Michael Schulz über die Olympischen Spiele 1988

»Komm mal nach Frankfurt, du fliegst mit«

Schon heute starten die Fußballer in die Olympischen Spiele von Rio. Michael Schulz war dabei, als Deutschland 1988 die letzte Medaille gewann. Erinnerungen an Steffi Graf und riesige Chinesen.

Michael Schulz, würden Sie sich als waschechten Olympioniken bezeichnen?
Olympionike ist vielleicht zu weit gegriffen, allerdings erinnere ich mich an die Olympischen Spiele 1988 noch sehr, sehr oft. Ich veranstalte diverse Fußballcamps für Kinder und Jugendliche. Wenn ich mich dann vorstelle, berichte ich auch immer von der Zeit in Seoul.
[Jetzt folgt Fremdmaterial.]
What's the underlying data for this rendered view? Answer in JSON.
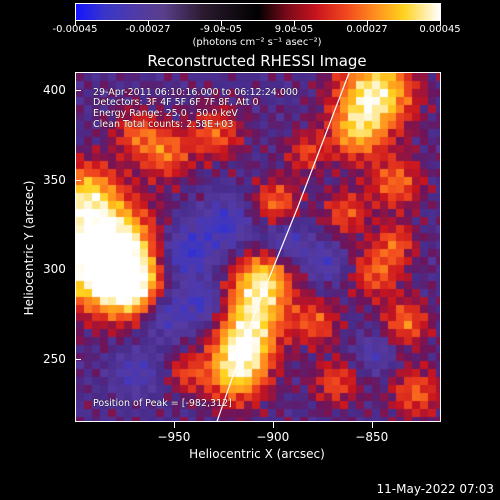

Sie sind also ein echter Fan von Olympia.
Absolut. Für mich ist die Bronzemedaille in das Highlight meiner Karriere. Zwar habe ich die Europameisterschaft 1992 gespielt, die mit dem zweiten Platz auch nicht schlecht war. An Olympia kommt trotzdem nichts heran. Wenn du dort bist, steht die Zeit still. Man hat das Gefühl, als ob es auf der ganzen Welt nichts anderes mehr gibt.
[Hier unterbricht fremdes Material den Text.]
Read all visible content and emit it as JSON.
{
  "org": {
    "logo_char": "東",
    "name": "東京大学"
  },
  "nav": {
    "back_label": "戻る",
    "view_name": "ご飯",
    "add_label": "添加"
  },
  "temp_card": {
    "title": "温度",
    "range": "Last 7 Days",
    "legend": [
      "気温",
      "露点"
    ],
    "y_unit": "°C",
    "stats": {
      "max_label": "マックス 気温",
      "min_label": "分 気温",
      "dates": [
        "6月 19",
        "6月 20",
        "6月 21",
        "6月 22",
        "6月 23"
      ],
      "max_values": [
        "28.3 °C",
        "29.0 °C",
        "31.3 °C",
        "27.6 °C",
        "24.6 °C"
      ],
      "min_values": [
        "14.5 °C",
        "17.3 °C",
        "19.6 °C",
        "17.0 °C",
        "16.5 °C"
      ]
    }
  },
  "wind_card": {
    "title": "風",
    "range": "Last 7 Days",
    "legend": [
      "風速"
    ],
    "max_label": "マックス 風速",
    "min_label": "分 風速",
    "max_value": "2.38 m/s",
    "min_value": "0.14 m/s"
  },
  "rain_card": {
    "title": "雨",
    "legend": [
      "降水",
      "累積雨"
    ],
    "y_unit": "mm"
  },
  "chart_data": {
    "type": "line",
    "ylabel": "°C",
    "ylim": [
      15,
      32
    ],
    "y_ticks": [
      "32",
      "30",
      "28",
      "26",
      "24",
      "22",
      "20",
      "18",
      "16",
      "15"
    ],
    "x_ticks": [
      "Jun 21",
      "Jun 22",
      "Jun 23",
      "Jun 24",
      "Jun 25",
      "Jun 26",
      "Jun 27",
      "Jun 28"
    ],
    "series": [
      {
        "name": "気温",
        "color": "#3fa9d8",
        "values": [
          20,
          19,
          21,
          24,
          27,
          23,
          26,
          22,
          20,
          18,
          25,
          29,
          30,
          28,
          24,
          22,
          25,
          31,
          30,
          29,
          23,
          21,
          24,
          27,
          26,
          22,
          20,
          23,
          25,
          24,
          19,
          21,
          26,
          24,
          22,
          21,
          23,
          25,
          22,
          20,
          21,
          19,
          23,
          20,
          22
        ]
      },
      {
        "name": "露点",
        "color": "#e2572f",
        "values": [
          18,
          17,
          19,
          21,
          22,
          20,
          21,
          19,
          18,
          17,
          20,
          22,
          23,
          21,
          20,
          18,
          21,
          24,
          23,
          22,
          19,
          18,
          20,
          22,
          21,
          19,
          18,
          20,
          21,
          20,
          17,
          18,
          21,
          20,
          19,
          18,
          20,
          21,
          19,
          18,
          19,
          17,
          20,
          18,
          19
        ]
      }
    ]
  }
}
Das Olympia-Team wurde durch die U21-Nationalmannschaft ersetzt. Wie wurde das Team damals zusammengestellt?
Trainer Hannes Löhr hatte freie Hand, da seit 1984 eine neue Regelung in Kraft trat. Es durften erstmals auch Profis nominiert werden, die noch keine Weltmeisterschaft gespielt hatten. Vorher waren ausschließlich Amateure zugelassen. Und unsere Truppe war richtig gut. Jürgen Klinsmann, Thomas Häßler und Frank Mill sind zwei Jahre später Weltmeister geworden, dazu geile Kicker wie Wolfram Wuttke. Ich selbst war ja mehr ein Sonderfall.

Warum?
Ich hatte gerade meine erste Profisaison beim 1. FC Kaiserslautern hinter mir und das mit 26! Heutzutage ist das uralt und damals schon hart an der Grenze. Im Frühjahr 1988 fiel zum ersten Mal mein Name im Zusammenhang mit der Olympia-Auswahl. Da hatte sich die Mannschaft aber schon längst in überragender Manier qualifiziert und war eingespielt. Zum letzten Testspiel vor dem Turnier gegen Nigeria wurde ich dann eingeladen. Das war schon super. Eine Nominierung für Seoul hielt ich trotzdem für unrealistisch.

Und doch waren Sie dabei.
An meinem Geburtstag, zwei Wochen vor dem ersten Spiel, fand die Nominierung live im Sportstudio statt. Ich habe also zu Hause mit Freunden gefeiert und dann zusammen gebannt auf den Fernseher gestarrt. Tja, mein Name fehlte. Meine Freunde waren jedoch enttäuschter als ich selbst, weil es mir eigentlich schon klar war. In heiterer Geburtstagsstimmung habe ich dann gesagt: »Macht euch mal keine Sorgen, ich fahr schon mit.« Einen Tag vor der Abreise rief dann Hannes Löhr bei mir an und fragte, ob ich denn morgen schon was vor hätte. »Nö, eigentlich nicht«, habe ich geantwortet. »Gut, dann komm mal nach Frankfurt, du fliegst mit.« Zwei Spieler hatten sich nämlich verletzt.

Und dann hieß es fix Koffer packen.
Genau. Natürlich habe ich nur das Nötigste mitgenommen, denn mir war klar, dass ich die letztmögliche Trikotnummer bekomme und zwei Wochen als Südkorea-Tourist unterwegs bin. Reiseführer eingepackt, ein paar Klamotten und los gings.